Question

The Domain for which the functions $f(x) = 2{x^2} - 1$ and $g(x) = 1 - 3x$ are equal i.e., $f(x) = g(x)$, is
A. $\left\{ {0,2} \right\}$
B. $\left\{ {\dfrac{1}{2}, - 2} \right\}$
C. $\left\{ { - \dfrac{1}{2},2} \right\}$
D. $\left\{ {\dfrac{1}{2},2} \right\}$

Answer 1

Hint: Equate both the equations as given in the question. Solve the equality and form the quadratic equation. Find the roots of the required quadratic equation. As, the domain of the function is the value of its variable.

Complete step by step solution: 
Given that,
$f(x) = g(x)$
$ \Rightarrow 2{x^2} - 1 = 1 - 3x$
$2{x^2} - 1 - 1 = 1 - 3x - 1$
$2{x^2} - 2 = - 3x$
$2{x^2} - 2 + 3x = - 3x + 3x$
$2{x^2} + 3x - 2 = 0$
Finding roots of above quadratic equation
$2{x^2} + 4x - x - 2 = 0$
$2x(x + 2) - 1(x + 2) = 0$
$(2x - 1)(x + 2) = 0$
$2x - 1 = 0,x + 2 = 0$
$x = \dfrac{1}{2},x = - 2$
Roots of the quadratic equations are the domain of any equation
$x = \left\{ {\dfrac{1}{2}, - 2} \right\}$
Hence, the domain of the function $f(x) = g(x)$ is $\left\{ {\dfrac{1}{2}, - 2} \right\}$.
Therefore Option (2) is the correct answer i.e., $\left\{ {\dfrac{1}{2}, - 2} \right\}$.
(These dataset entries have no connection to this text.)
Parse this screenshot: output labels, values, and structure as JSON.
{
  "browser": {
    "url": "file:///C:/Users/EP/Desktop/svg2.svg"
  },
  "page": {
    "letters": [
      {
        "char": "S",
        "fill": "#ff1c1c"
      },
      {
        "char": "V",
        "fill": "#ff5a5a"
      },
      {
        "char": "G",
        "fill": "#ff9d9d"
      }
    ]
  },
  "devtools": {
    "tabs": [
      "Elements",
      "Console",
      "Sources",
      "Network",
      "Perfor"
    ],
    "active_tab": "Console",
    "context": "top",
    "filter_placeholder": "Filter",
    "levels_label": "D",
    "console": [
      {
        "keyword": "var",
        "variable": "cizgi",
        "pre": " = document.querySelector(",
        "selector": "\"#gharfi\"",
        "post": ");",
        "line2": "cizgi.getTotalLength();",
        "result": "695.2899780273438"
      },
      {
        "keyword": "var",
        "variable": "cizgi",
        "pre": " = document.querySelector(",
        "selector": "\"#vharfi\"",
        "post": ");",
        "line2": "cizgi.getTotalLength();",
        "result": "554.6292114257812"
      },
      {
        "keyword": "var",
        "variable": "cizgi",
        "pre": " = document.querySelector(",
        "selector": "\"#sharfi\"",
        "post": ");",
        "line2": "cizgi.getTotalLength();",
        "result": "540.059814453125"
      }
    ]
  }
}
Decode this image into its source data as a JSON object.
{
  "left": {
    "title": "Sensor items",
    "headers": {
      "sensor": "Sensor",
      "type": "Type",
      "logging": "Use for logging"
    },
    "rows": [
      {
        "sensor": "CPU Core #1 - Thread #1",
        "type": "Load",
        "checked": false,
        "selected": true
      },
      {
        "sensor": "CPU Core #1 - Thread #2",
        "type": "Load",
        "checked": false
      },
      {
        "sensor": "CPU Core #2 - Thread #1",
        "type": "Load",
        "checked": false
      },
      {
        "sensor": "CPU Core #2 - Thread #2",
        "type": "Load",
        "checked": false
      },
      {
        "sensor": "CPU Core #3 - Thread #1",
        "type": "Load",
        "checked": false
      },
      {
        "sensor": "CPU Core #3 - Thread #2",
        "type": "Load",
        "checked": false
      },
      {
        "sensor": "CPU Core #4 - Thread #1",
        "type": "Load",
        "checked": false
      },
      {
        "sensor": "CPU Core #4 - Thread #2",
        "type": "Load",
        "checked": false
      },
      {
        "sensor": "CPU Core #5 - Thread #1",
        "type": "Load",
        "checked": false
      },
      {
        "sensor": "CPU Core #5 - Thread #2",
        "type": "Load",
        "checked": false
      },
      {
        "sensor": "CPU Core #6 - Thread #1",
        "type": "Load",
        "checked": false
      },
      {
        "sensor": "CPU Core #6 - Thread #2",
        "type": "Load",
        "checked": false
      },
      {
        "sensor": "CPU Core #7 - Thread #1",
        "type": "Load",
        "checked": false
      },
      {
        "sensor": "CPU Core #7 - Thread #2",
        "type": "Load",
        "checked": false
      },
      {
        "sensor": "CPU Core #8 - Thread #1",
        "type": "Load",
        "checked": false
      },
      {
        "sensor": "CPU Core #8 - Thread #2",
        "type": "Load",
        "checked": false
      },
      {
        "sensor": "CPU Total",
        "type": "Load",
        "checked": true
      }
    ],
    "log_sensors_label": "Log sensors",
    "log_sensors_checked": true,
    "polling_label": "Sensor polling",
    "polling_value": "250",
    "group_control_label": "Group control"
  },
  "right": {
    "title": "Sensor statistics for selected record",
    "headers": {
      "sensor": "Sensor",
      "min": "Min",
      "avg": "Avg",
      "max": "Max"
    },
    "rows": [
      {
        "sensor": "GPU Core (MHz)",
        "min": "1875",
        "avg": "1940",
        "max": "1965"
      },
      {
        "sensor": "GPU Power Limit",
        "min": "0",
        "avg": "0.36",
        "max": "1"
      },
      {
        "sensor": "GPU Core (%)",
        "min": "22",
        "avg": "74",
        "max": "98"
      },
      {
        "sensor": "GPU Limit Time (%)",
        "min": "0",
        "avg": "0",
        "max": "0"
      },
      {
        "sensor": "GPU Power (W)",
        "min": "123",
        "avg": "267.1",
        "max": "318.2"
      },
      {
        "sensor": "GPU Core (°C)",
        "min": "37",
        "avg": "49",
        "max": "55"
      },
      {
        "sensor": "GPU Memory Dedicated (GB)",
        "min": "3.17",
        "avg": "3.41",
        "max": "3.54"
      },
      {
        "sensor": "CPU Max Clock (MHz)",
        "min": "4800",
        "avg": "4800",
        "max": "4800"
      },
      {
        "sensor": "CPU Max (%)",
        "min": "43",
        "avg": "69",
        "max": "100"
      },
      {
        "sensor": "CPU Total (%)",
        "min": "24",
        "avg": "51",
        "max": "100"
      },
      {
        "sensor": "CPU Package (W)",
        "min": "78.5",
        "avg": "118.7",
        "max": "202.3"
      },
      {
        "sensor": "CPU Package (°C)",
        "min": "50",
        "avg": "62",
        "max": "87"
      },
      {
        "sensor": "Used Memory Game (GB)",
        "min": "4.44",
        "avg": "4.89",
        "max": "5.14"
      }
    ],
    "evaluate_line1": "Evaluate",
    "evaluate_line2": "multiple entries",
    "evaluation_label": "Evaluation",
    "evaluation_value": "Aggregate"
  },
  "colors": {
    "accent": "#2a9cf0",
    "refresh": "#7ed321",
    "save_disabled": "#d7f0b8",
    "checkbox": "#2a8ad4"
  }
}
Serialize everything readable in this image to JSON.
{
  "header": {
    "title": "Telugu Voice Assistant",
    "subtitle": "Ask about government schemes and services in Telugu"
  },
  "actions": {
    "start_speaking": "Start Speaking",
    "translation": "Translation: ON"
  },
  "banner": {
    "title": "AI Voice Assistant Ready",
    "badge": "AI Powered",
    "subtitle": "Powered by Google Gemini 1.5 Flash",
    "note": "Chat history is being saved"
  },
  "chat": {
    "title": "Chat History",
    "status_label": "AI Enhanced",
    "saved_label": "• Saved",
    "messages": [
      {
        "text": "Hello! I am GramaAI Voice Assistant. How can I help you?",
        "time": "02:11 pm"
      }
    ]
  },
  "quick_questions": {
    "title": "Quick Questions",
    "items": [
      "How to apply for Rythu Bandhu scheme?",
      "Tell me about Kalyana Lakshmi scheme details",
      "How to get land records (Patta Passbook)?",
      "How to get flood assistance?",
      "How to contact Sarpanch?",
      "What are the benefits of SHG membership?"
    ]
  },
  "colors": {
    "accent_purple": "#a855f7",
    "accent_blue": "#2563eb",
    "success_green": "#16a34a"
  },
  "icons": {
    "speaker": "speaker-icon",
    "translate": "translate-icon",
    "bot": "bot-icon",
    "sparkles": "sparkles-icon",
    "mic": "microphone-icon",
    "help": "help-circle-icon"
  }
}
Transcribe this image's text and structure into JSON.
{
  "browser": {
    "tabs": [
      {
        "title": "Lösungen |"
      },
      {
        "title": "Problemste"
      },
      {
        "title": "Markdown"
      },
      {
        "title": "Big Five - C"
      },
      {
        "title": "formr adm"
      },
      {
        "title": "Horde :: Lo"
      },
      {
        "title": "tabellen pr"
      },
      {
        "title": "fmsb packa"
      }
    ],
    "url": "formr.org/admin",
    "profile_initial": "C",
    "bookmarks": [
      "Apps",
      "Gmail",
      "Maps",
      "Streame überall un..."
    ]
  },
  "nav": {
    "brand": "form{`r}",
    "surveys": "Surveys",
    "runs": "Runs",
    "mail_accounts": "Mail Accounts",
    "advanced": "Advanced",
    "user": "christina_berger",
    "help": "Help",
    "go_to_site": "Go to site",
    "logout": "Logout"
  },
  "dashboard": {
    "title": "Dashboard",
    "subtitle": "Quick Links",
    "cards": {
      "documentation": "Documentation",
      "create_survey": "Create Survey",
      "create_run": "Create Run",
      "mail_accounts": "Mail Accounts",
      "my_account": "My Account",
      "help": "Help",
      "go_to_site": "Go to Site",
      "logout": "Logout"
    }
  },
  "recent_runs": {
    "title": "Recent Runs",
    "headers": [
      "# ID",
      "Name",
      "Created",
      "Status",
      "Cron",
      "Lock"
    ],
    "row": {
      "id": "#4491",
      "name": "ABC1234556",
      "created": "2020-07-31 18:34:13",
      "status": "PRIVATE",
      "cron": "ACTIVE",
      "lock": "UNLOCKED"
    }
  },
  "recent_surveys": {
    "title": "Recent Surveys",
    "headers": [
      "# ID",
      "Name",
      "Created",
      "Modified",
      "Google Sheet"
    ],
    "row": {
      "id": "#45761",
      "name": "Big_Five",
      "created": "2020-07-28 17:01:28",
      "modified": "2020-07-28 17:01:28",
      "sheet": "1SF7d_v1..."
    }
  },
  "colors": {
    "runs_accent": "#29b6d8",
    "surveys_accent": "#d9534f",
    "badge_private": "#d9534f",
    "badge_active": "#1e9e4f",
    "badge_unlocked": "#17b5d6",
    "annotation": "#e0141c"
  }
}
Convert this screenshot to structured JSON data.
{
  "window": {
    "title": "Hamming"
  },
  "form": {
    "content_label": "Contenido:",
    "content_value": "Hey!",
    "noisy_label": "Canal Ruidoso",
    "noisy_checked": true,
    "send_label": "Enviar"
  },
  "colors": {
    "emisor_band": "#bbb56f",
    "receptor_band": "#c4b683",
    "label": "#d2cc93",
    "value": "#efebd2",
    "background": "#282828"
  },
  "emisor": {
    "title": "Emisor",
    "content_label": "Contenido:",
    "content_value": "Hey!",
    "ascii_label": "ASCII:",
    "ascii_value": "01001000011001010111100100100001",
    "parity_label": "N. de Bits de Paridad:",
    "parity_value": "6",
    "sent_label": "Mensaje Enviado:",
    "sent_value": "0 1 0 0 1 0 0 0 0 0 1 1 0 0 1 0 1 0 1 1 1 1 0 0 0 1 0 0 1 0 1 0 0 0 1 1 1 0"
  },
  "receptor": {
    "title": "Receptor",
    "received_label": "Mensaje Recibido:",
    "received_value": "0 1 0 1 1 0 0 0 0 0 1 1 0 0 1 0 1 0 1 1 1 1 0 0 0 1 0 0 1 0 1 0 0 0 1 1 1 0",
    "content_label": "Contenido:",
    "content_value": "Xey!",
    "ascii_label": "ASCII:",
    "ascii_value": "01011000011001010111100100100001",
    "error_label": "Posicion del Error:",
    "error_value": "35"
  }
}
Note: (General quadratic equation $a{x^2} + bx + c$)In such questions, while finding the roots of quadratic equation multiply the value of $a,c$ and then try to open that multiple in such form where you will get the value of $b$. For example – Let, the quadratic equation be $2{x^2} + 3x - 2$. Here, the multiple of $a,c$ is $ - 4$ and it can be written as $ + 4 - 1 = 3 = b$.